Ah, the interwebs. Our hyper connectivity is a double edged sword. On one hand, we can build a network of thousands of followers, fans and 'friends' with whom we can be constantly connected. On the other hand, this false sense of familiarity can be problematic.
People feel as if these little snapshots of your real life, carefully extracted and edited are somehow the totality of you. And this can be dangerous. An offhanded comment, a melodramatic blog post, a heated exchange, they all take on greater meaning through the lens of the computer screen. What we say has greater impact and how we say it opens it up to scrutiny and miscommunication. When you type your words on a keyboard, you lose the subtlety of spoken word. Sarcasm gets lost. The tongue planted firmly in your cheek isn't always apparent. What is crystal clear to you isn't always clear to the people on the other side of the screen.
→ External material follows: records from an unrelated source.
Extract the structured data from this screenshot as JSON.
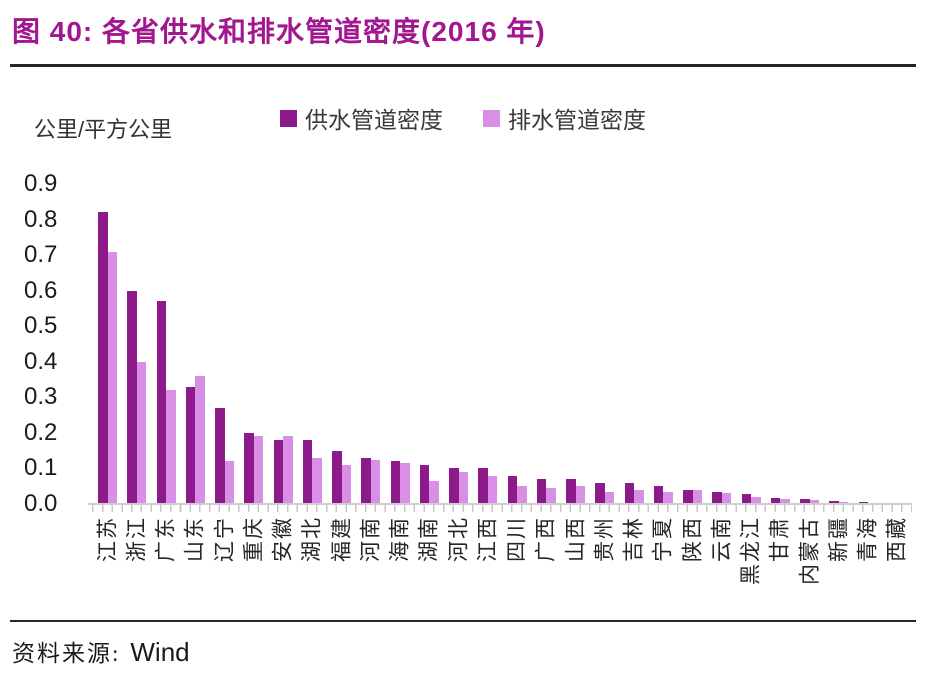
{
  "header": {
    "title": "图 40: 各省供水和排水管道密度(2016 年)"
  },
  "footer": {
    "source_label": "资料来源:",
    "source_value": "Wind"
  },
  "colors": {
    "title": "#A2168F",
    "supply_bar": "#8C1A8A",
    "drainage_bar": "#DA8FE6",
    "axis_line": "#CFCFCF",
    "text": "#262626"
  },
  "chart_data": {
    "type": "bar",
    "title": "各省供水和排水管道密度(2016 年)",
    "unit_label": "公里/平方公里",
    "xlabel": "",
    "ylabel": "公里/平方公里",
    "ylim": [
      0,
      0.9
    ],
    "yticks": [
      0.9,
      0.8,
      0.7,
      0.6,
      0.5,
      0.4,
      0.3,
      0.2,
      0.1,
      0.0
    ],
    "grid": false,
    "legend_position": "top",
    "categories": [
      "江苏",
      "浙江",
      "广东",
      "山东",
      "辽宁",
      "重庆",
      "安徽",
      "湖北",
      "福建",
      "河南",
      "海南",
      "湖南",
      "河北",
      "江西",
      "四川",
      "广西",
      "山西",
      "贵州",
      "吉林",
      "宁夏",
      "陕西",
      "云南",
      "黑龙江",
      "甘肃",
      "内蒙古",
      "新疆",
      "青海",
      "西藏"
    ],
    "series": [
      {
        "name": "供水管道密度",
        "color": "#8C1A8A",
        "values": [
          0.82,
          0.6,
          0.57,
          0.33,
          0.27,
          0.2,
          0.18,
          0.18,
          0.15,
          0.13,
          0.12,
          0.11,
          0.1,
          0.1,
          0.08,
          0.07,
          0.07,
          0.06,
          0.06,
          0.05,
          0.04,
          0.033,
          0.028,
          0.016,
          0.013,
          0.008,
          0.005,
          0.003
        ]
      },
      {
        "name": "排水管道密度",
        "color": "#DA8FE6",
        "values": [
          0.71,
          0.4,
          0.32,
          0.36,
          0.12,
          0.19,
          0.19,
          0.13,
          0.11,
          0.125,
          0.115,
          0.065,
          0.09,
          0.08,
          0.05,
          0.045,
          0.05,
          0.033,
          0.04,
          0.035,
          0.04,
          0.03,
          0.02,
          0.014,
          0.01,
          0.007,
          0.004,
          0.002
        ]
      }
    ]
  }
}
And last week all of this hit me squarely in the arse.
I don't know how you navigate it all and I'm not sure what to do about what happened. I have real friends from several lifetimes all living together on my personal Facebook page along with fans and friends of friends and people whom I do not know and have never met in real life. It can be confusing and disconcerting watching them interact. They really don't belong together, you know. It's easier to keep them compartmentalized neatly into different eras. High school friends, college friends, theater friends, punk rock music scene friends, home shopping television friends, craft friends...and all of them also reflect different aspects of who I am now, who I was then and how I got from there to here.
It has happened to me on multiple occasions that people decide to mine my Facebook friend list to build their own. The problem is that a good portion of the people on that page are not crafters and are not interested in being marketed to by crafters. It is my personal page after all. And, well, it's kind of surreal really seeing people gather up my friends like a bundle of sticks and place them into their basket.
I am not sure how I feel about the internet. I am not sure how I feel about what happened to me last week. I am not sure how I feel about Facebook and Google and other sites tracking me and filtering what I see based on their perceptions of who I am. I don't know if I like how the internet creates these false impressions, false connections and false perceptions and I don't know how you change it without completely unplugging.
And I'm not sure if I can.
It's a brave new world.
Love
Madge
1 comment:
I've thought about unplugging, but there are so many people who I genuinely enjoy that I can't. It's a blessing AND a curse.